[Dixielandjazz] State Of Jazz
Robert S. Ringwald
ringwald at calweb.com
Thu Aug 7 09:00:11 PDT 2003
For some reason the following message did not get posted on the List. As
moderator, I received it from the DJML ML software.
I am forwarding it here.
Forwarded by Bob, mr.wonderful at ringwald.com
----
Last May, my sisters, brought their 20's something kids, some freinds, and
my Mom, to see me perform at the Sacramento Jazz Festival with the
Boondockers. Our show was scheduled for 10 pm and so my family and I went to
listen to Big Tiny Little at a venue not far from the stage where we were to
perform. My family likes to have fun, laugh and joke, and felt real
comfortable sitting in the back of the open air tent, listening to jazz,
drinking beer, and catching up on family gossip.

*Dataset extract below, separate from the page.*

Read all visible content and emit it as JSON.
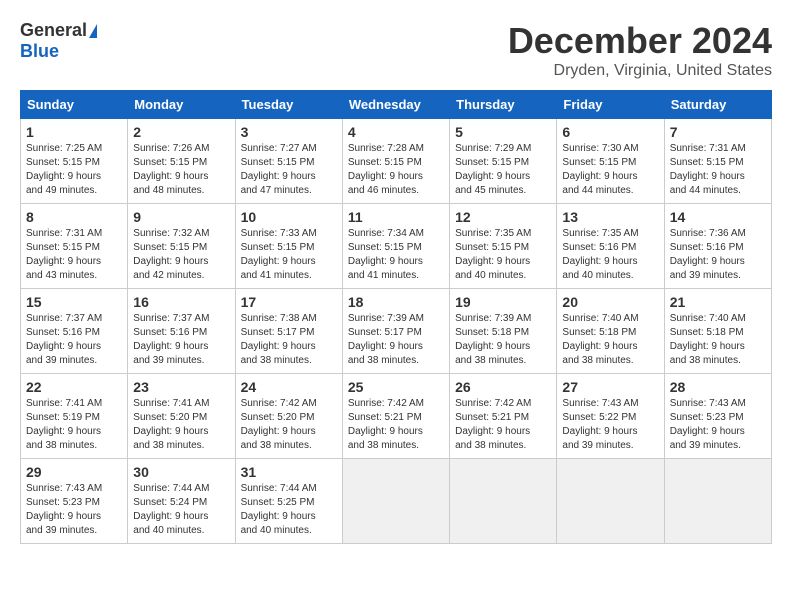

My mom is 86, and using a wheel chair for convenience that night. My sisters
are 56 and 60. One raised 3 kids thru graduate school, the other a
practicing RN from Redding, has one kid in the Navy and another, a
practicing chef. One of my nieces, now a practicing Veterenarian in Nevada,
brought her husband, a golf course engineer for a major casino in Reno.
Along with the family, was a travel agent, who coincidently does much of the
band travel booking for the jazz festival.
A tall "gentleman," also at the Big Tiny show, stood up, turned around and
yelled at all the ladies to shut up and listen or go away! Mind you, we
were sitting far enough away from the band that we couldn't see their faces
nor hear the amplified patter. While it is true no one in my family has ever
been asked to speak up, we are rarely told to shut up!
I had a similar experience on Mother's day at the local monthly Jazz Sunday,
when my mother-in-law, 83, my wife, and her sister, came to hear us perform.
Sitting, again in the back of a fairly large hall, we were told to keep our
voices down, during another group's musical set.
My sister, her husband, my sister-in-law and her husband, all used to
frequent a Sacramento pizza parlor back in the 60's to hear the Boondockers
back then when laughing and drinking and singing and talking were
acceptable. Many of our current OKOM muscicians got their first jobs playing
in places just like that pizza parlor, all over northern California.
Sometimes, I think that we take ourselves, and our love of one form of
music, way too seriously. It didn't start out that way. I'm afraid it may
end that way, though. Serious people, slowly growing older, who have
forgotten what it was like to be young, free and lustful, who now discourage
others from engaging in such frivolous behaviour.
Our music isn't dying, it is being stabbed to death.